[petsc-users] MPI v. Pthreads ?

Jed Brown jedbrown at mcs.anl.gov
Sun Jul 10 13:52:27 CDT 2011


On Sun, Jul 10, 2011 at 13:36, John Chludzinski <jchludzinski at gmail.com>wrote:

> I assume you mean: neither pthreads nor MPI "offers very little potential
> performance improvement on a system like this"?
>

No, you can get a decent parallel speedup with smaller systems or "thin"
nodes. It should be at least as much as the increase in memory bandwidth,
and can be better if your workload has enough floating point operations.

My claim was that the difference between all-MPI and hybrid MPI/pthreads
will not be large on this sort of hardware. So you don't suffer from just
using MPI everywhere.

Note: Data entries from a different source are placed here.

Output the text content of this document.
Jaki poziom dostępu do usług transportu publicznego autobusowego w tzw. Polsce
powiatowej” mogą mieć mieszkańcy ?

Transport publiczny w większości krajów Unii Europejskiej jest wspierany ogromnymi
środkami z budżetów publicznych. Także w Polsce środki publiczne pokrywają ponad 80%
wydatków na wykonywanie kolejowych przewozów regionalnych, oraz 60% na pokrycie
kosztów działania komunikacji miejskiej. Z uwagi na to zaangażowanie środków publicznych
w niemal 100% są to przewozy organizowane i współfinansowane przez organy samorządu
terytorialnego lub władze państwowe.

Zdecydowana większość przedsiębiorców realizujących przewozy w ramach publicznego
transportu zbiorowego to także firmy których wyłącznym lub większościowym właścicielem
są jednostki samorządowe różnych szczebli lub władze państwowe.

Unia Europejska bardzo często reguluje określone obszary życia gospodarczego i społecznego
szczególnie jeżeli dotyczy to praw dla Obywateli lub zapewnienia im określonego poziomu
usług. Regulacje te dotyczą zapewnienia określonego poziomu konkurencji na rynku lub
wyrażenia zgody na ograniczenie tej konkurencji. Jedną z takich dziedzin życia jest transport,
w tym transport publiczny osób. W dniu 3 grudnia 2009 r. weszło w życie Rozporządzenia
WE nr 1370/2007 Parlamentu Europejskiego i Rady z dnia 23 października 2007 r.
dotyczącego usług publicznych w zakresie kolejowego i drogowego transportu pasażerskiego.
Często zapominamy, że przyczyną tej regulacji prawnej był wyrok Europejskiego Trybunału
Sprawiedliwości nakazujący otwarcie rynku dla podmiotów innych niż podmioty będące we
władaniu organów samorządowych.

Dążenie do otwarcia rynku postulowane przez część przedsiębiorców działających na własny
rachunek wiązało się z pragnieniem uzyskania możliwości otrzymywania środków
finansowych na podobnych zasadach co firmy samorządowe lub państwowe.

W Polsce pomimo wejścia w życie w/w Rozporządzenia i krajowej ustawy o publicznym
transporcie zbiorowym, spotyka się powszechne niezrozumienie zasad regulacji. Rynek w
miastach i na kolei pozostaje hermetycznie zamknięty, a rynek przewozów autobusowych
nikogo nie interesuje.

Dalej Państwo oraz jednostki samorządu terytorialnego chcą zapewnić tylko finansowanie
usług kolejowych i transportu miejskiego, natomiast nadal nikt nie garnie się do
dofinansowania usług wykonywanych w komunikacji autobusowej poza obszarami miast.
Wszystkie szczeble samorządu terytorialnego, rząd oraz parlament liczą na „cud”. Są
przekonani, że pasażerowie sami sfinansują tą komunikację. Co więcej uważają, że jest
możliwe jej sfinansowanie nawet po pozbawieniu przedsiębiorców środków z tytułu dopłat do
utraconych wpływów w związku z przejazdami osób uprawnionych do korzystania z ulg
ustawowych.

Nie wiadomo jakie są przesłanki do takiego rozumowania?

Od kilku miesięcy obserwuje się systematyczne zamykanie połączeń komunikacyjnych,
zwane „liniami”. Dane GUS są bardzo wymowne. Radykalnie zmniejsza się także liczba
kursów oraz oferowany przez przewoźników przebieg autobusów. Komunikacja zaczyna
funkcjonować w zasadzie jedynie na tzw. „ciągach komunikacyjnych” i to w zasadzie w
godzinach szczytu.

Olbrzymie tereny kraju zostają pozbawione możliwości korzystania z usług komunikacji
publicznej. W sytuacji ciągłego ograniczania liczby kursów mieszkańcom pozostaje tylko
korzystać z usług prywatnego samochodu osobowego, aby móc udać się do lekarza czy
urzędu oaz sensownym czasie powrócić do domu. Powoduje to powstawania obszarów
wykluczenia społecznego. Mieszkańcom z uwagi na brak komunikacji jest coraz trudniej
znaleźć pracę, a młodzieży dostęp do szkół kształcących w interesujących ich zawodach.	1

If the heavy computation is well-isolated to either a
library or a localized bit of code, then it's not difficult to add threading
later (e.g. when you switch hardware).


>
> I work for a small company (in Huntsville) of mechanical engineers with a
> limited budget where such machines are their staple.  I'm looking at PETSc
> and SLEPc to help with some of their large scale problems (e.g., generalized
> eigenvalue problems for matrices from 10K x 10K to matrices over 100K x
> 100K).
>

This problem size is not very large.


> I'm also looking at ways to parallelize of own codes, hence pthreads vs.
> MPI?
>

MPI forces you to think about data locality up-front, which almost always
produces better software, even if you end up also using threads.